Sustainability emerges from the shadows
December 2006

The investment industry has started to acknowledge that the implications of extra-financial issues on the market and on long-term corporate performance cannot be under-estimated any longer.

In the US, the California State Teachers Retirement System (CalSTRS), the country’s second-largest pension fund, has taken concrete steps in this direction. The fund, which runs $156bn (€117bn) worth of assets, has become the first major public fund to back the Enhanced Analytics Initiative (EAI) – an international collaboration of asset owners and managers – in its battle to encourage investment research to consider the impact of non-financial factors such as climate change on long-term company performance. Climate change has certainly affected the US economy heavily; eight of the 10 most expensive disasters in its history occurred within the past four years, according to the US Insurance Information Institute.
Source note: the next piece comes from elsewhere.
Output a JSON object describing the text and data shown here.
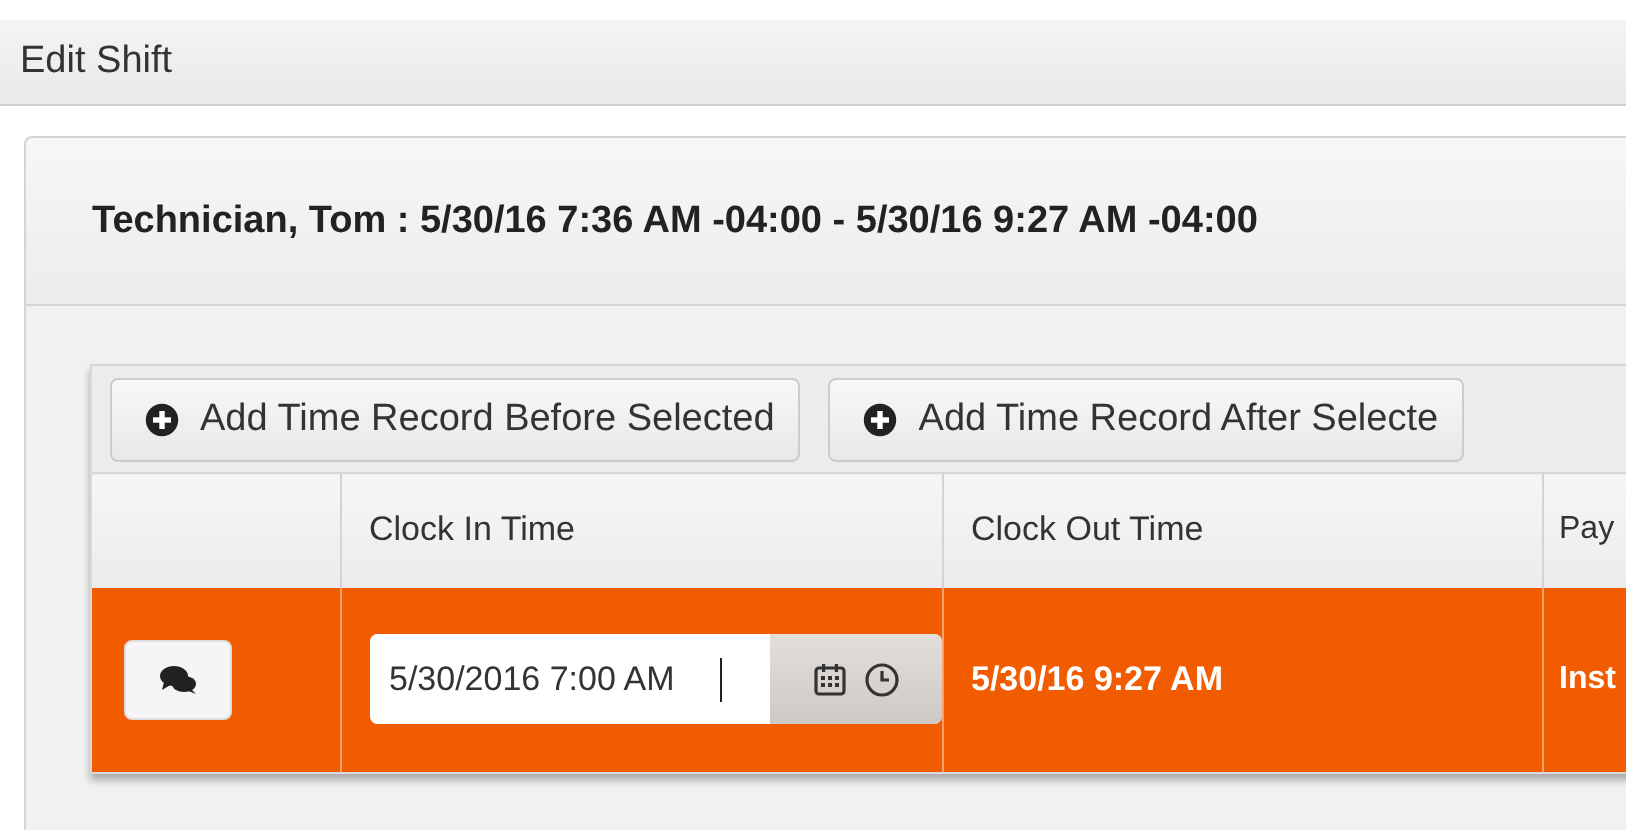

In Europe, the recent agreement forged by Dutch asset manager Robeco with Swiss-based SAM Group (Sustainable Asset Management) represents a clear signal of the high expectations that the industry places on sustainability investing. The two companies have teamed up to create a “sustainability platform”, relying on the synergies that will develop from combining their operations to drive the business growth.

“SAM will become the centre of expertise for all our sustainability and clean technology efforts and institutional mandates”, said George Möller, chief investment officer at Robeco.

Mr Möller is confident that sustainable investing is a critical area of growth. “We feel very strongly on the issue of sustainability and clean technology, such as new energy forms,” he said. “There are issues of scarcity of resources which have to be solved and that can only be done through technology.”

Robeco’s private equity “clean tech” operation in the Netherlands will also interact closely with SAM group, said Mr Möller. Robeco is planning to set up a new dedicated “clean tech” fund of private equity funds, in order to allow investors to spread the risk of investing in the sector.

Former World Bank chief economist Nicholas Stern estimated in his recent report on The Economics of Climate Change that unless action is taken immediately, the overall costs and risks of climate change will be equivalent to losing at least 5 per cent of global GDP each year.